La mortalidad materna se podría reducir aplicando herramientas y estrategias sencillas que ya existen y que no requieren de grandes inversiones, sino de voluntad para aplicarlas. Éstas son:
Durante las últimas dos décadas, las personas expertas han recomendado la promoción y utilización de las comadronas tradicionales para mejorar la mortalidad materna. Las cifras muestran que no se ha mejorado, probablemente porque se les exigía un conocimiento que no podían lograr teniendo en cuenta su escasa formación y, por eso, la OMS pone de momento sus esfuerzos en el hecho de que los partos estén asistidos por personal experto (comadronas o enfermeras preparadas para asistir partos o al menos para saber lo que pueden o no pueden hacer) y tener alternativas organizadas cuando se necesite ayuda médica.
Finalmente, cuando se estudian las muertes maternas, se ha visto que aunque haya un hospital, muchas mujeres en muchos casos, no llegan a él. Por lo tanto, hace falta detectar los momentos en que la mujer corre peligro y evitar “el modelo de las tres demoras”.
• Demora en la toma de decisiones. El personal que asiste el parto, la mayoría de los casos inexperto, no reconoce a tiempo el problema y, además, no es la mujer quien decide ir o no al centro de salud, sino que depende de la autorización del marido o de un familiar de este.

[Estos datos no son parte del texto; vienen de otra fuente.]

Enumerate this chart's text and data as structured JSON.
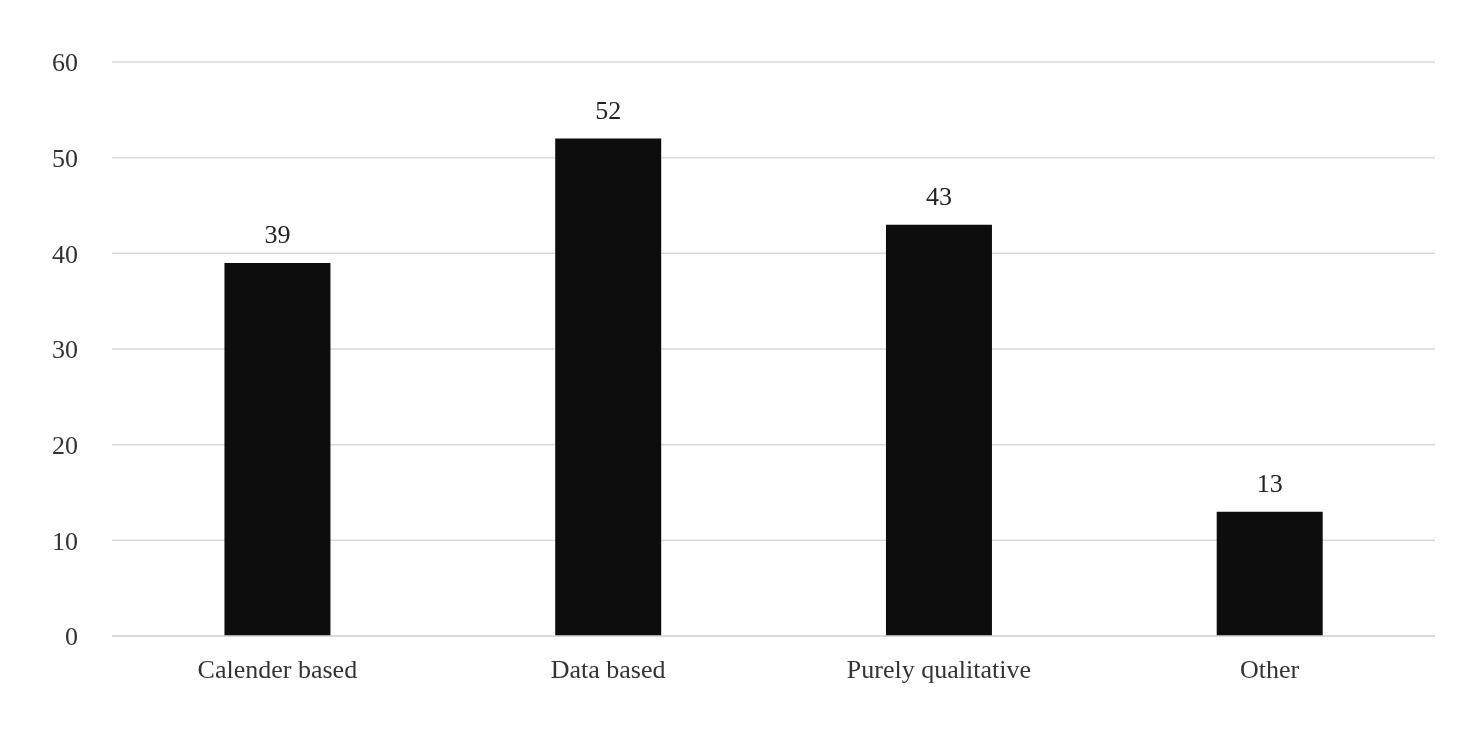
{
  "chart_data": {
    "type": "bar",
    "categories": [
      "Calender based",
      "Data based",
      "Purely qualitative",
      "Other"
    ],
    "values": [
      39,
      52,
      43,
      13
    ],
    "color": "#0d0d0d",
    "ylim": [
      0,
      60
    ],
    "yticks": [
      0,
      10,
      20,
      30,
      40,
      50,
      60
    ],
    "grid": "y",
    "data_labels": true
  }
}
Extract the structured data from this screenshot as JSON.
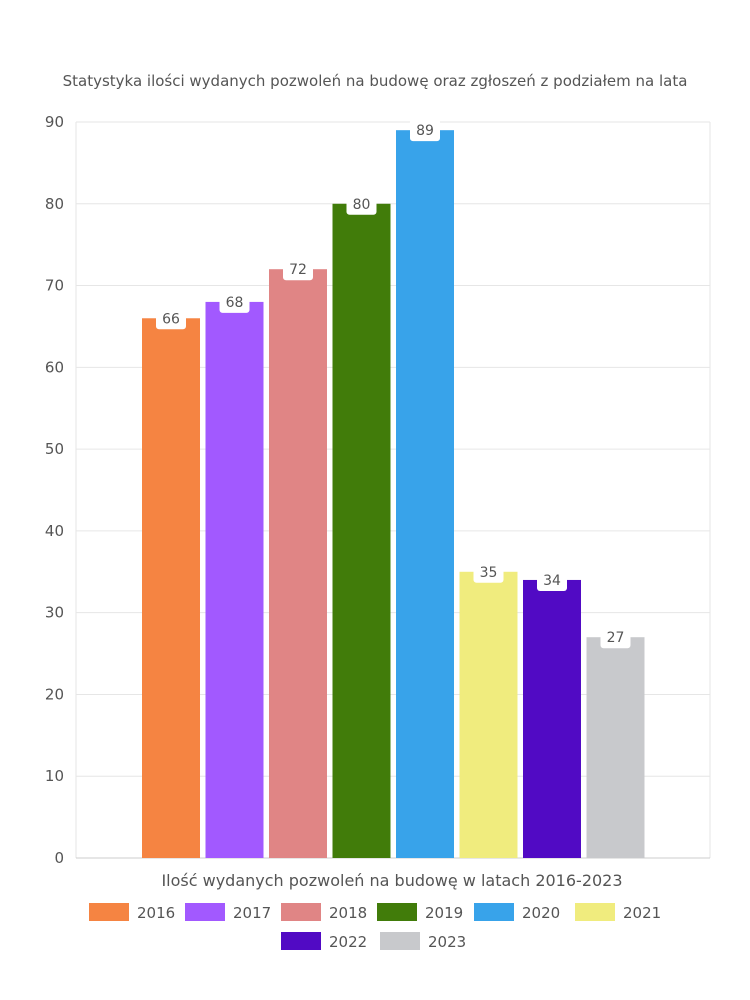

• Demora en el trasporte hacia la unidad sanitaria. La falta de medios, las grandes distancias y el mal estado de las carreteras y los transportes alargan peligrosamente el tiempo de llegada al centro de salud.
• Demora en la unidad sanitaria. Incluso cuando la mujer ya ha llegado al centro de salud, la falta de recursos y de personal se hace evidente, produciendo el tercer retraso de la intervención.
Estos mismos factores y especialmente la falta de asistencia de personal experto son los que ya hemos nombrado como principal causa de los cuatro millones de muertes durante el periodo prenatal.
Este modelo demuestra que no solamente se tienen que solucionar problemas técnicos, médicos o sanitarios, sino que hay aspectos organizativos y antropológicos a tener en cuenta para que la utilización de estas infraestructuras sea viable.
Es cierto que en algunos países de renta baja los indicadores de mortalidad materna e infantil han mejorado en los últimos años, como en Honduras, Malasia, Sri Lanka o Tailandia, demostrando que no es sólo un problema económico, sino que con un ligero incremento de medios, voluntad política y personal mínimamente formado, se pueden mejorar mucho los resultados.
El ejemplo de Sri Lanka 57,58
La reducción de la mortalidad materna en Sri Lanka es uno de los casos más exitosos de desarrollo humano. Este alcanza se atribuye a la reducción de enfermedades comunicables, mejoras en el sistema sanitario y la introducción de avances médicos. Pero también gracias a que Sri Lanka fue uno de los pocos países que decidió no seguir la política del Banco Mundial de los años 80 y continuó ofreciendo Atención Primaria de Salud gratuitamente a su población.Las mejores del sistema sanitario consistieron en dotar a todo el país de unidades de salud, que daban una atención integral maternoinfantil gratuita, poniendo especial atención en la cobertura prenatal y en la detección de las urgencias obstétricas.
Pero el compromiso de mejorar la salud materna, también se debe a la educación de las niñas, así como en la promoción de los derechos de las mujeres, y en el apoderamiento de las mujeres en los procesos electorales.
57 Investing in maternal health: Learning from Malaysia and Sri Lanka, I. Pathmanathan et al,
World Bank 2003. http://siteresources.worldbank.org/HEALTHNUTRITIONANDPOPULATION/Resource...
LuleAchievingtheMDGFinal.pdf
58 Revisando la realidad a 2010-El Tiempo Corre para Cumplir los ODM de Salud. Acción por la salud Global.